Oleh: Yohanes A Loni
Mahasiswa STFK Ledalero
Anggota PMKRI
Perbincangan tentang agama dan moral selalu menjadi santapan yang sangat lezat dan gurih di atas ranjang erotika kehidupan. Ada pemahaman yang berkembang luas bahwa moral dan agama seperti dua mempelai yang baru mengikrarkan perjanjian suci. Keduanya ‘bersetubuh’ dan menyatu dalam satu daging seperti tertulis dalam kitab Genesis ‘mereka bukan lagi dua melainkan satu’. Keduanya menyatu, memberi diri dan pada akhirnya melahirkan anak-anak kebajikan menuju tatanan hidup yang lebih bermakna. Tetapi di pihak lain, agama dan moral tidak saling bercumbu bahkan berseteru. Tatanan moral tidak lahir dari rahim agama.
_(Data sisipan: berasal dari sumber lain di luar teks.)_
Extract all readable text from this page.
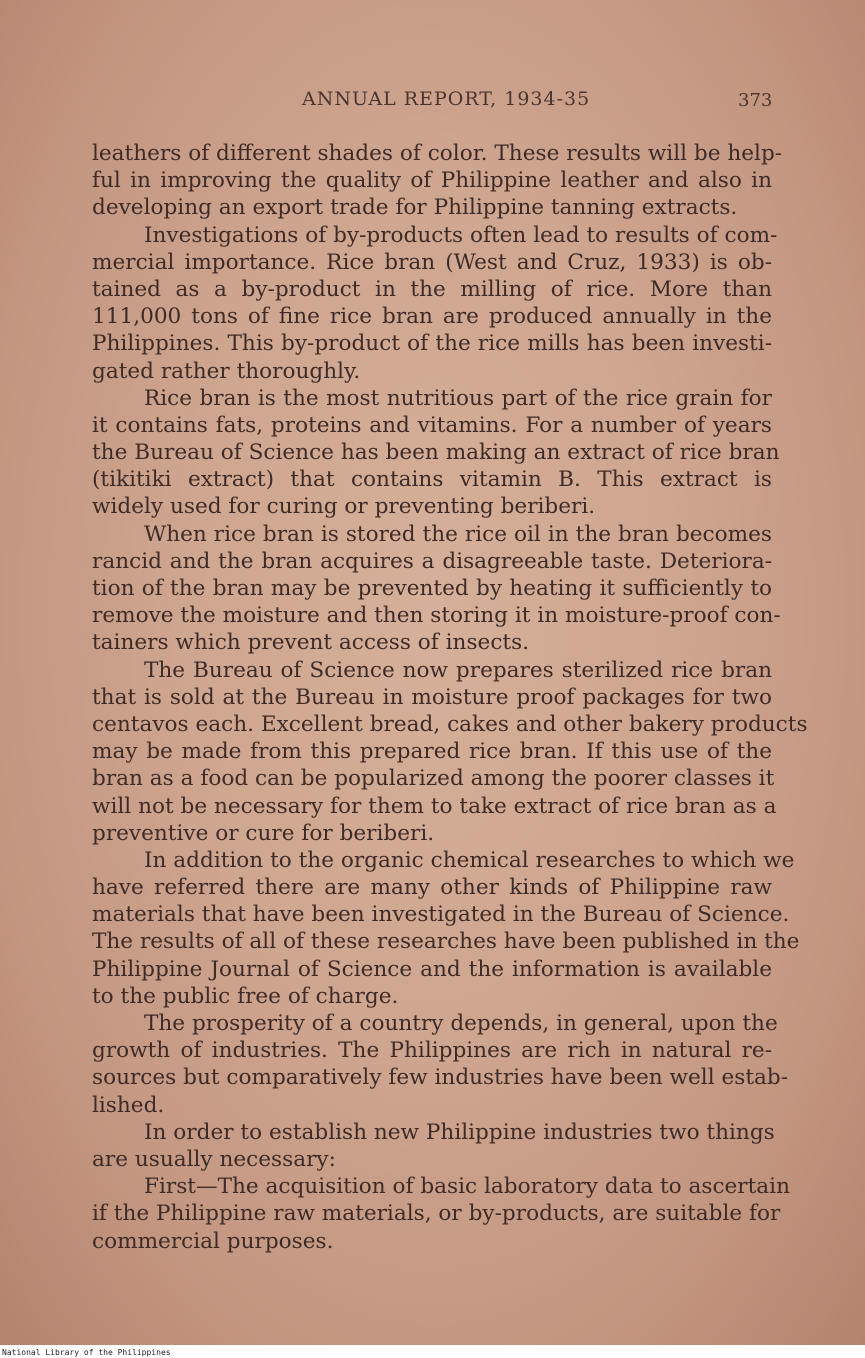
ANNUAL REPORT, 1934-35	373
leathers of different shades of color. These results will be help-
ful in improving the quality of Philippine leather and also in
developing an export trade for Philippine tanning extracts.
Investigations of by-products often lead to results of com-
mercial importance. Rice bran (West and Cruz, 1933) is ob-
tained as a by-product in the milling of rice. More than
111,000 tons of fine rice bran are produced annually in the
Philippines. This by-product of the rice mills has been investi-
gated rather thoroughly.
Rice bran is the most nutritious part of the rice grain for
it contains fats, proteins and vitamins. For a number of years
the Bureau of Science has been making an extract of rice bran
(tikitiki extract) that contains vitamin B. This extract is
widely used for curing or preventing beriberi.
When rice bran is stored the rice oil in the bran becomes
rancid and the bran acquires a disagreeable taste. Deteriora-
tion of the bran may be prevented by heating it sufficiently to
remove the moisture and then storing it in moisture-proof con-
tainers which prevent access of insects.
The Bureau of Science now prepares sterilized rice bran
that is sold at the Bureau in moisture proof packages for two
centavos each. Excellent bread, cakes and other bakery products
may be made from this prepared rice bran. If this use of the
bran as a food can be popularized among the poorer classes it
will not be necessary for them to take extract of rice bran as a
preventive or cure for beriberi.
In addition to the organic chemical researches to which we
have referred there are many other kinds of Philippine raw
materials that have been investigated in the Bureau of Science.
The results of all of these researches have been published in the
Philippine Journal of Science and the information is available
to the public free of charge.
The prosperity of a country depends, in general, upon the
growth of industries. The Philippines are rich in natural re-
sources but comparatively few industries have been well estab-
lished.
In order to establish new Philippine industries two things
are usually necessary:
First—The acquisition of basic laboratory data to ascertain
if the Philippine raw materials, or by-products, are suitable for
commercial purposes.
National Library of the Philippines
Moral melahirkan tindakannya sendiri. Moral bernubuat tanpa bersumber dari nilai-nilai agama karena agama terkadang membelah diri menjadi benih anarki dan antisosial. Berhadapan dengan kedua tuntutan yang bertentangan ini mencuat suatu pertanyaan, dari mana moral merumuskan standar kebaikan dan keburukan? Apakah moral yang melahirkan agama atau rahim agama melahirkan anak-anak yang bermoral? Di tengah situasi batas dalam pemikiran Karl Jaspers, mungkinkah agama menyusui moral yang mandul dan menopause dini? Ataukah moral mampu melahirkan kebajikan hidup tanpa “dihampiri” oleh agama yang terkadang suka meniduri moral tetapi tetap berselingkuh dengan kejahatan dan kebejatan?